Derek chuckles. “Yeah.”
“You got the phone number?”
“Kitchen table.”
“Okay. I probably need to check with Billy’s niece. You might know her, by the way. She’s your poetry teacher.”
“No shit!”
Pablo, emptying a wastebasket, takes a theatrical pause. “Derek! Language!”
“See you, Dad.”
“Good night, ambulance chaser.”
Derek heads out across the parking lot. David notes a decided lift in his step.

He arrives to find a dot of orange light hovering on the porch. Abbey’s on the swing, smoking. David sits next to her and wraps her up. She’s been crying. He waits a while before speaking.
“He’s gone?”
She takes a puff and lets it go. “Yep.”
“I’m sorry.”
“Fucking baseball fans.”
“My feelings exactly.”
A car drives past on Chance La Mer, pushing a triangle of light into the damp air.
“Any other news?”
“Pablo’s going back to manage the pizza parlor. I’m closing down the ice cream shop. The Daily World hired Derek as a photographer. The Associated Press is paying him three thousand dollars for those photos of Billy…”
Abbey straightens up, her eyes getting wider.
“…and the AP also wants to interview me. What do you think?”
Abbey rubs a finger and thumb along her forehead, trying to work this massive info-dump through her brain.
“Good! Good for Derek. And yes, talk to them. Tell them everything. Let those motherfuckers know what they’ve done to a perfectly wonderful…” She loses her sentence to tears. “Oh God, David. I’m going to miss him.”
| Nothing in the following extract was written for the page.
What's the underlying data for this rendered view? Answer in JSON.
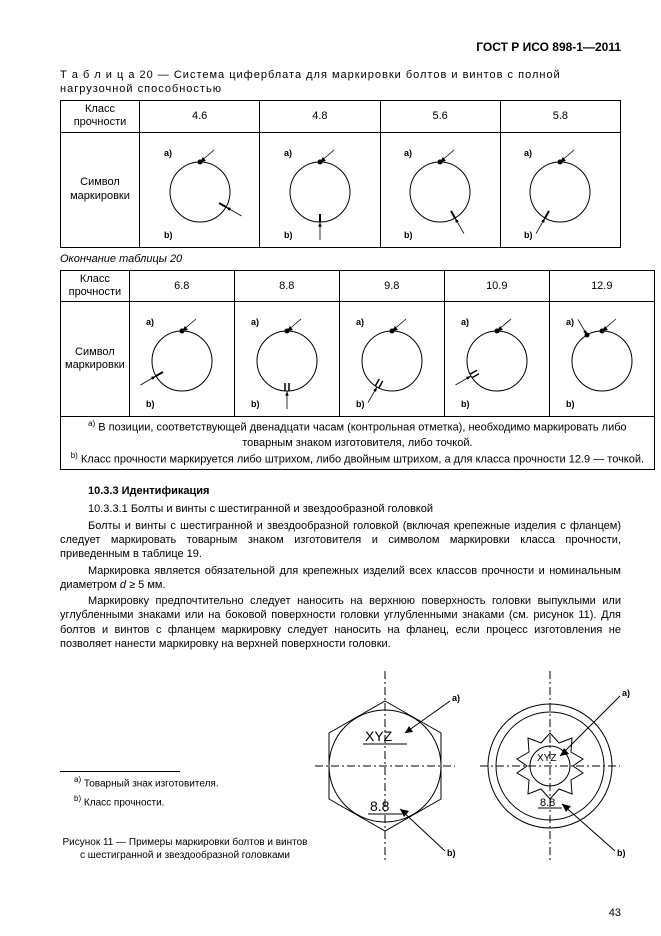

David holds her tighter, then takes her cigarette and gives it a puff. It doesn’t take her long to recover, so he continues with his list.
“My wife is cheating on me.”
Abbey looks up and wipes her eyes.
“You remember Billy borrowing your video camera?”
“Yeah. He was going to film Derek’s swing.”
“And follow Elena to a rendezvous.”
“With a chubby chaser.”
Abbey lets out a burst of laughter and immediately covers her mouth. David laughs, too.
“Yeah. The whale is cheating on the butterfly. Billy wanted to make sure I had some evidence. It was very thoughtful… in a demented sort of way. Abbey? Do you love me?”
Abbey gives him a long, tender kiss.
“Yes, you moron.”
“Well. Tell you what. Give me a couple weeks to reassemble my brain, and I will probably love you, too.”
“Screw that. I want sex.”
David laughs, and feels the long, improbable day escaping through the ends of his hair.
“I don’t think that’ll be a problem.”